We are seeking your input on this pull request, which proposes enabling future dates when placing medication orders in the patient chart.
The idea is to allow providers to schedule medications that are intended to start at a future date. For example, a clinician might want to prescribe a drug that starts after the completion of an existing regimen.
We’d greatly appreciate your guidance on the following points:
Are there any clinical or implementation concerns with allowing medication orders to have a future start date?
Should the system support this as a configurable option?
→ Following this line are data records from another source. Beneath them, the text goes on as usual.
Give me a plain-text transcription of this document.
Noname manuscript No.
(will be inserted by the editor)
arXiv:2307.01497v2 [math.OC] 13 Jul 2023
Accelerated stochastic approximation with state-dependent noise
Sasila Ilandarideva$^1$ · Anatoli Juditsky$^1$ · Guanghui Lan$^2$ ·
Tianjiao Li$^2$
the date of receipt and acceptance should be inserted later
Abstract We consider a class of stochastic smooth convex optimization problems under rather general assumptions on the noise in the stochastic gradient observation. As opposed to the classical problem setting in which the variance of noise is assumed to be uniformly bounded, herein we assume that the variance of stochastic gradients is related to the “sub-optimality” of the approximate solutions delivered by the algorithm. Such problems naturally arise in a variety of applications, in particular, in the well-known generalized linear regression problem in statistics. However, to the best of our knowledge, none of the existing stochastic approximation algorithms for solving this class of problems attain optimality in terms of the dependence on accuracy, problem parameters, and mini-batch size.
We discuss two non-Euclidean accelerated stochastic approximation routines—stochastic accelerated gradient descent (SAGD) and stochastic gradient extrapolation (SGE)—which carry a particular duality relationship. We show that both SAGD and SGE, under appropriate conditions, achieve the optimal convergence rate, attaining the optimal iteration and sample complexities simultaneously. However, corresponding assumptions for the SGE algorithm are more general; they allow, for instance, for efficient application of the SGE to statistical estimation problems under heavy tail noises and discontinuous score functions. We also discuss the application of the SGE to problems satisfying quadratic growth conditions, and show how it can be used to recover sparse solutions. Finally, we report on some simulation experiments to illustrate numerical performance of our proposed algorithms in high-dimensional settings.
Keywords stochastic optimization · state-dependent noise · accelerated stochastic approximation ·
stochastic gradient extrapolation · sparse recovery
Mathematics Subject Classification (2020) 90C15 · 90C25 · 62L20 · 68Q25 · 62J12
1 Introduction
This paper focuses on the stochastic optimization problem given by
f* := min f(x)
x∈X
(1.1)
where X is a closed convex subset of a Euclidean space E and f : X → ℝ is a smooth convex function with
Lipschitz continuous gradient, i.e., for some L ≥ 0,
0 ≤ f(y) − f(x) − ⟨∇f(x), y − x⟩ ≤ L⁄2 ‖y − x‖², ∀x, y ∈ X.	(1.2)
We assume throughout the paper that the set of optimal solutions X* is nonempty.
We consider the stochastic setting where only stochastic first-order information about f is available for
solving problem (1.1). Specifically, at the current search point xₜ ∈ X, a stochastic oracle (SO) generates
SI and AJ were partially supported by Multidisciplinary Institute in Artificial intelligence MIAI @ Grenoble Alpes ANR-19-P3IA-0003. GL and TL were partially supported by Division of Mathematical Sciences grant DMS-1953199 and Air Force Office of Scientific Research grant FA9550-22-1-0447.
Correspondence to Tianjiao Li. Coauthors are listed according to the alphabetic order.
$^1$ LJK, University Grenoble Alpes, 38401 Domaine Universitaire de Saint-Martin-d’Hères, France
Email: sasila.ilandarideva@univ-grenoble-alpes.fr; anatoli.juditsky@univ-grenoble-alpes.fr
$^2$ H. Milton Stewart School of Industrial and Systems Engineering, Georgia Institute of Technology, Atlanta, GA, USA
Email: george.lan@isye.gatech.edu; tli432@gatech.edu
How should the dispensing process treat medications with future start dates? Should they be available for dispensing immediately or only on/after the scheduled start date?
Has anyone implemented a similar support in their OpenMRS setup? If so, what considerations came up?
Hi @veronica, thanks for bringing this up here. In my opinion, it might be helpful to make the start date and time optional but configurable, just in case someone needs to set it for a future time. For example, in a hospital setting, a clinician might want a patient to start medication tomorrow afternoon or after a certain procedure. It’s just a small thought, but I feel it could add some flexibility for those who need it, while still keeping things simple for everyone else.
So I vote for having the future start date for dispensing.
Along with it, we also need to figure out the tapering dose prescribed to the patient. example:
Tab Prednisolone 5 mg Oral Two time a day for 5 days
Then
Tab Prednisone 2.5 mg Oral Two time a day for 5 days
Then
Tab Prednisone 2.5 mg Oral once daily for 5 days
Then Stop.
I don’t see an issue with allowing orders with a future start date. Doesn’t seem like the sort of thing we should prevent people from doing. That said, how this relates to dispensing is difficult. Without a proper set of rules to implement, the safest option seems to be to just make it available for dispensing and rely on the pharmacist for the legal implications (maybe with some kind of visual cue that the order is not for today). I suspect the real answer is very highly dependent on the drug in question, the amount of time the order is in advance for, etc.